Annex I was added as an informative annex to provide information on other test methods, such as the Gigahertz Transverse ElectroMagnetic (GTEM) chamber and a ReVerberation Chamber (RVC). Annex I points out that information on these two test facilities is provided for information purposes and that meeting the limits in Annex I does not constitute compliance with CISPR 32.
In addition, when CISPR 32, 2nd Edition, was published a number of the dated references in section 2 of the standard were updated, as well. New figures were added, definitions were updated and other changes made throughout the standard. These changes are far too numerous to detail in this article.
How do I know what has changed?
The IEC makes it easy to see what has changed when a new edition of a standard is published. For additional cost you can purchase the Redline Version of the standard which shows all the changes and additions in red ink. The IEC does facilitate multiple copy purchases by giving quantity discounts on the electronic versions. A 20 copy license, for example, may be purchased for the price of 4 individual copies. Plan your purchases accordingly.
What is coming in the future?
CISPR/I WG2 is looking at a number of potential updates and changes to CISPR 32 over the next number of years. CISPR/I/510/DC was published on June 26, 2015 based on issues discussed in the May 2015 meeting of CISPR/I WG2 and includes a number of items to be considered for future work on CISPR 32. During the meeting of CISPR SC I WG2 in Stresa, Italy on October 1 these possible areas for consideration were discussed. It is too early to speculate on when some of these changes may appear in CISPR 32, but consider that the stability date for CISPR 32 is 2018, so there shouldn’t be an amendment to the standard prior to that year.
Keep in mind that like all CISPR (for that matter, all IEC) documents, CISPR 32 is only so many words on paper. Unless and until a regulator adopts it into their national regulations it means nothing. For example, CISPR 32:2012 has been adopted in the EU as EN 55032:2012 and must be used in place of EN 55013 and/or EN 55022 for all products placed on the market in the EU (regardless of when first declared compliant with the EMC Directive) by March 5, 2017. As of the time of the writing of this blog, nothing has been said in the list of harmonized standards about EN 55032:2015, so we must wait and see about the new edition.
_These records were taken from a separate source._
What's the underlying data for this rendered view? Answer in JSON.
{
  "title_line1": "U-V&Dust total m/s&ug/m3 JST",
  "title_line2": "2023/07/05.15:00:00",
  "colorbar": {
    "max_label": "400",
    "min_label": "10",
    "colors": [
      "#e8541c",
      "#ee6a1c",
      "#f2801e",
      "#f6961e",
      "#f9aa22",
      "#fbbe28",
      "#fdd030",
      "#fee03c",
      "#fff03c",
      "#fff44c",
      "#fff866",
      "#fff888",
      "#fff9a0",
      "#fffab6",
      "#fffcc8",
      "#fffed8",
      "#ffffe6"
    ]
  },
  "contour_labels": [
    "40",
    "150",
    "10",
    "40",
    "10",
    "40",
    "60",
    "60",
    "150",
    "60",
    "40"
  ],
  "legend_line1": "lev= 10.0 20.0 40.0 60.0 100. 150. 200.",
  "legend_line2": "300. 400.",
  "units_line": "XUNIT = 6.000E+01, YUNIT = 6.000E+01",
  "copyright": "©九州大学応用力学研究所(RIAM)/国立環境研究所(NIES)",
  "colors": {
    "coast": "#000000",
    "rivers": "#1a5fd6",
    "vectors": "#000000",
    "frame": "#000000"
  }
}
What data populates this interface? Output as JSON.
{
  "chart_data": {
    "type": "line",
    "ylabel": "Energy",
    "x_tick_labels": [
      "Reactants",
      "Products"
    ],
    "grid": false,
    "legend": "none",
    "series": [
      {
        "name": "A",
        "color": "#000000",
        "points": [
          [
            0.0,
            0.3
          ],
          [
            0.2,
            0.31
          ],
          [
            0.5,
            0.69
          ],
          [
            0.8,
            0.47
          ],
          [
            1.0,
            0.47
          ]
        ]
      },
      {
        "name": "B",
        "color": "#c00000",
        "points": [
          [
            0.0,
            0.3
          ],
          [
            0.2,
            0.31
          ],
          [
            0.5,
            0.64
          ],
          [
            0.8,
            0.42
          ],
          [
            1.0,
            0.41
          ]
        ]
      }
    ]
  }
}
CISPR 32 is an important standard for manufacturers of multimedia equipment (including digital television receivers) and provides a unified approach for demonstrating a reasonable level of control of emissions from these products to product other users of the radio spectrum. Products already compliant with the requirements in CISPR 22 should see no impact on their design due to the switchover to CISPR 32 in the near future.